Now if the only thing we have to say to the world is that we are a church of “open hearts, open doors, open minds,” we really don’t have much to offer. If this is what we are shouting to people, we are saying nothing more than the local library may say---assuming they have a friendly librarian!

So we can identify with Isaiah when he asks, “What shall I say?”

And the messenger says this: That even though we human beings are weak indeed, and our love fades and withers and falls --like the leaf that fell off the plant in the doctor’s office as I waited; like the poinsettias the week after Christmas. Nevertheless, we can shout this:  that “The word of our God shall stand forever.”

The good news we have to tell is not that we offer this or that, or that we----mortals or church--- are just what everyone needs. But the word of the Lord is constant, freshly spoken, always given----not just words in a book, but God’s messages which judge and inspire and encourage us in the ordinary rounds of life.

 Isaiah sees what only the heart can see. If you don’t have a fertile imagination, don’t try to make sense of the prophets! And he is commended to be a herald, an announcer of what God is doing.

WHO IS COMING

God in glory is traveling on the freeway to Jerusalem, strong (with an arm like an NFL linebacker), and gentle (like a mother gathering up the little ones and carrying them to safety).

This is the God who is coming to you, to free you, to establish you, to give you a future.

We hear this message as persons in need of  a fresh start, a slate wiped clean, persons who long for a meaningful life and a place where we feel at home in this world.

We hear this message as a church, because we tend to get caught up in the zeitgeist of the times, full of fear and foreboding, or relying only on our own wisdom; and needing a fresh visit of the Holy Spirit so Christ may be born in us anew.

And to a bleeding and confused world, full of distractions and excuses, we preach this message with our lives and with our witness:

God is strong and loving and has come to save you and me and the whole floundering world from destruction.

“For God so loved the world that he gave his only son, that whoever believes in him may not perish but have everlasting life. He came not to condemn the world but so that the world might be saved through him.”

JOHN THE BAPTIST

About 530 years later, a man dressed in camel skins with a leather sash around his waist; and whose regular diet was locusts and wild honey, came to the area of Judea.
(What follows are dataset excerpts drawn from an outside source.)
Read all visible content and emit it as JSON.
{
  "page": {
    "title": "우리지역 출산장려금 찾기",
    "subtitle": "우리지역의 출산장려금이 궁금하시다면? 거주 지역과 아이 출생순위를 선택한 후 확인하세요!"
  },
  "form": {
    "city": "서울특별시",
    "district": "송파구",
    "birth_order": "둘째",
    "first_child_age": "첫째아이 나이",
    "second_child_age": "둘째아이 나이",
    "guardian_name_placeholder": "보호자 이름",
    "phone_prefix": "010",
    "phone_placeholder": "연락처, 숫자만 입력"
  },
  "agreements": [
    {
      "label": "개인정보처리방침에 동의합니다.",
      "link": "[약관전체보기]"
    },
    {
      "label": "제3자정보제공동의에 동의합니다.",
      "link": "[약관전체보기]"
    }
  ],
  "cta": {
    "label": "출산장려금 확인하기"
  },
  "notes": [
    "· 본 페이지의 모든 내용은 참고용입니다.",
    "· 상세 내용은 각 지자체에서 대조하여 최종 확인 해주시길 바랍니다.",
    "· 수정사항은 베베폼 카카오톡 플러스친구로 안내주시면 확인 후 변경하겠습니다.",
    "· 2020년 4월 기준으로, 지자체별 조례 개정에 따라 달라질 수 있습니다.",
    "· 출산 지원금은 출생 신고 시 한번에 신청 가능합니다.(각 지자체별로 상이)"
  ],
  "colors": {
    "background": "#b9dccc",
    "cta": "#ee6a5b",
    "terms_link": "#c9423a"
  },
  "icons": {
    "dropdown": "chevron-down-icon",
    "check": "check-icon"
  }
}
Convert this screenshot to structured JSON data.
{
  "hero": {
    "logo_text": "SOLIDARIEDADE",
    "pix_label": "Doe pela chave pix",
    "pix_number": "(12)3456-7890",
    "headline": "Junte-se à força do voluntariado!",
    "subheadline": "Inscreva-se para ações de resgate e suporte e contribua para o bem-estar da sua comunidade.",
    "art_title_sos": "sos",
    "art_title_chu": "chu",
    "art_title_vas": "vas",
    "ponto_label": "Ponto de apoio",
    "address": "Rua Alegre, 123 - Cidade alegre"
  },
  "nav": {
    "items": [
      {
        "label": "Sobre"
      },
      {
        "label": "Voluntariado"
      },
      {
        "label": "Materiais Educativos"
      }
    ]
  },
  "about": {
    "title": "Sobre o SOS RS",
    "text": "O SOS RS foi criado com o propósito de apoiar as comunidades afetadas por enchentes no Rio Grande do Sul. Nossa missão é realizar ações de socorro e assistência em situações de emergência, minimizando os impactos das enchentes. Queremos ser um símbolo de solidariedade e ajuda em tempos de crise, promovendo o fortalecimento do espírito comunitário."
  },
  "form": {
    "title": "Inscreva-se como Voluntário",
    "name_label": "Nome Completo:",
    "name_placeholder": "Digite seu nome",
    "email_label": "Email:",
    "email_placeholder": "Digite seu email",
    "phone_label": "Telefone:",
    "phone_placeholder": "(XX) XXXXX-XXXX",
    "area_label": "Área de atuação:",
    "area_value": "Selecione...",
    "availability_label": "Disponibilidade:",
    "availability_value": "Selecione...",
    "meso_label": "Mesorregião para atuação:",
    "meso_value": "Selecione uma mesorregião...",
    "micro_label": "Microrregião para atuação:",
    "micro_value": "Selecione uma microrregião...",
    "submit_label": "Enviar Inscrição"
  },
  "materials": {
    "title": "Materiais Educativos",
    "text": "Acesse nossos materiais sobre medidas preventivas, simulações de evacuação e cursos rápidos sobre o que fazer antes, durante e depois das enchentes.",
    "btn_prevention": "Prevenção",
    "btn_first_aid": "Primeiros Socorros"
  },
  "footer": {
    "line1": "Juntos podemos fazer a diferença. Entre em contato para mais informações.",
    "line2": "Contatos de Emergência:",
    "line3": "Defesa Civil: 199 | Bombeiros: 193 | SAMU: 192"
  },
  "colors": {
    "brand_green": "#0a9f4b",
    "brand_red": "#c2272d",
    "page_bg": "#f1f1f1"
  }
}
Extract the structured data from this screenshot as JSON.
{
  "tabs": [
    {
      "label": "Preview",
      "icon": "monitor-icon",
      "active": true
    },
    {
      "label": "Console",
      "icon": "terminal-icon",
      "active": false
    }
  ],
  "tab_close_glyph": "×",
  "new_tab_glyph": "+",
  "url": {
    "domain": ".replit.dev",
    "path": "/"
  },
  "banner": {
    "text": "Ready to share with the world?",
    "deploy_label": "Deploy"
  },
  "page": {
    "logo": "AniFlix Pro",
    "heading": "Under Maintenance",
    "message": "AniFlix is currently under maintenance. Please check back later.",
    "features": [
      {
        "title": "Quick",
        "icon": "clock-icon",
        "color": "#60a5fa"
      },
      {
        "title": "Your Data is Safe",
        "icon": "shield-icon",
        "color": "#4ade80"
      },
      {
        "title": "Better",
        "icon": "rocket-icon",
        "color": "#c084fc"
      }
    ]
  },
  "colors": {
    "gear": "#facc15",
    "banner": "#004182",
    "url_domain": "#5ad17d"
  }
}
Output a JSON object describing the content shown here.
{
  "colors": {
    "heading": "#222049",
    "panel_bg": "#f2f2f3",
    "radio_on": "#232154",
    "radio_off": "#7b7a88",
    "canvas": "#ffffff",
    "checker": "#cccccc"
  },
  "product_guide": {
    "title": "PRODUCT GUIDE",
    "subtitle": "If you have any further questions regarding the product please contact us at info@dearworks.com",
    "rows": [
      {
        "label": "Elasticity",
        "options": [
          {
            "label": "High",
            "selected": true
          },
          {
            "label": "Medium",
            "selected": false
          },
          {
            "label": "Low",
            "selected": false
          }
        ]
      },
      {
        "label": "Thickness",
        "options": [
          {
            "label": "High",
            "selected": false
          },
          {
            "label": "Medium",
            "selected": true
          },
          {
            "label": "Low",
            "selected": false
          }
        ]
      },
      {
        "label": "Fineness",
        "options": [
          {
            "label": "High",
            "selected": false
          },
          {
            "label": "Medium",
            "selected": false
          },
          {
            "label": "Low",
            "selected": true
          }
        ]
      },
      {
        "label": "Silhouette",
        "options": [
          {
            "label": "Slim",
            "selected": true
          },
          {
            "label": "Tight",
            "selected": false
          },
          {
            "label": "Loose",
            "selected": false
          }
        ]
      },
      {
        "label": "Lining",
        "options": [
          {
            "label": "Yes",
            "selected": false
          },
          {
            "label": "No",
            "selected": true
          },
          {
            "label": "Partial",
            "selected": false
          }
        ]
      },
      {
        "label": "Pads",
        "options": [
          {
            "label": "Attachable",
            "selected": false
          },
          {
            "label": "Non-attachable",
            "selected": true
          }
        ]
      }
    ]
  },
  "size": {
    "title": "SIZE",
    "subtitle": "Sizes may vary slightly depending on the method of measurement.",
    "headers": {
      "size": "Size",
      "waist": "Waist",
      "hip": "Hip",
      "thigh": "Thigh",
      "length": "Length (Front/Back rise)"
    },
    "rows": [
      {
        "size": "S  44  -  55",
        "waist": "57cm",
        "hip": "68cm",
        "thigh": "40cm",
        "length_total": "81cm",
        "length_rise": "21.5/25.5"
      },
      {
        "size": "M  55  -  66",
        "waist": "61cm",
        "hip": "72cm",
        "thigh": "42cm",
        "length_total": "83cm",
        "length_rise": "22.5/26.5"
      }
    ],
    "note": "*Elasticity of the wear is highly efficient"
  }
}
He preached “a baptism of repentance for the forgiveness of sins.” The gospel writers, with the wisdom of having been Jesus’ followers and fellow teachers and preachers, remembered old Isaiah’s message. All four record that John was the one “preparing the way of the Lord, making God’s paths straight.”

Yes, the ancient Israelites did come home to Jerusalem, as Isaiah prophesied. But this re-establishment of God’s people faded in time, when Israel was diverted and got diverted.

But was this the end of the story? No, “for in the birth of Immanuel, God-with-us, God comes again, in person, as a redeeming king,” strong in the ways of servant love. And God still comes to us again and again, like Jesus, through Word spoken and bread broken. ( Elizabeth Achtemeier, Feasting on the Word, Advent Volume One)

Later, John the Baptist sent word to Jesus: “Are you the one who is to come, or shall we look for another?” The days of preparing were over, and now even John is voicing his reservations about the nature of this Promised One.

This is always the question, isn’t it, every Christmas? Whom do we say that Jesus is? Is this one whose life is described by the earliest disciples the source of our comfort and our hope? When Christmas arrives, what will we say? What will you decide?